Article on Music Cataloging and Technology
Soon after I retired in January 2021, I began writing a memoir of my days as a student and early-career music librarian. Early drafts centered on Ralph Papahkian, my cataloging teacher at Indiana, who later became my mentor and friend. I passed this draft by Jon Sauceda, editor of Notes, who encouraged me to broaden the scope and recast it as an article on the changes that technology brought to music cataloging in the 1980s. The article has been published in the September 2022 issue of Notes (the DOI is 10.1353/not.2022.0062) and an open-access preprint is available from the University of Pennsylvania’s institutional repository, ScholarlyCommons@Penn.

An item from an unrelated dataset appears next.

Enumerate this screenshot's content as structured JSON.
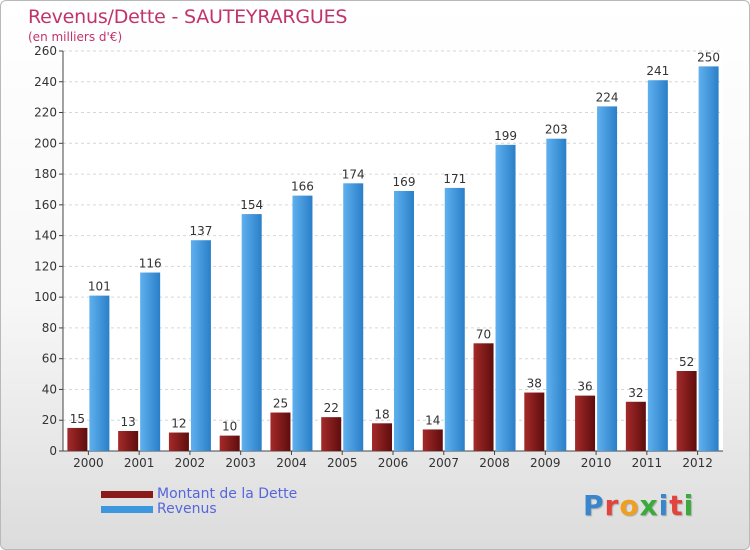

Here is the abstract for the article:
After decades of relative stasis, library technology underwent transformational changes in the 1980s. Over the course of a few years, the introduction of shared online cataloging, the local online public catalog, and electronic mail changed the way librarians did their work and ushered in a period of technological innovation that continues today. The author offers a first-hand account of the impact of these technologies in the 1980s, when he was a graduate student and early-career music librarian.
I presented the earlier version of the article—the remembrance of Ralph Papakhian—at the fall 2021 meeting of the Midwest Chapter of the Music Library Association, and it is available for reading (in a long and short version) and viewing (in two parts).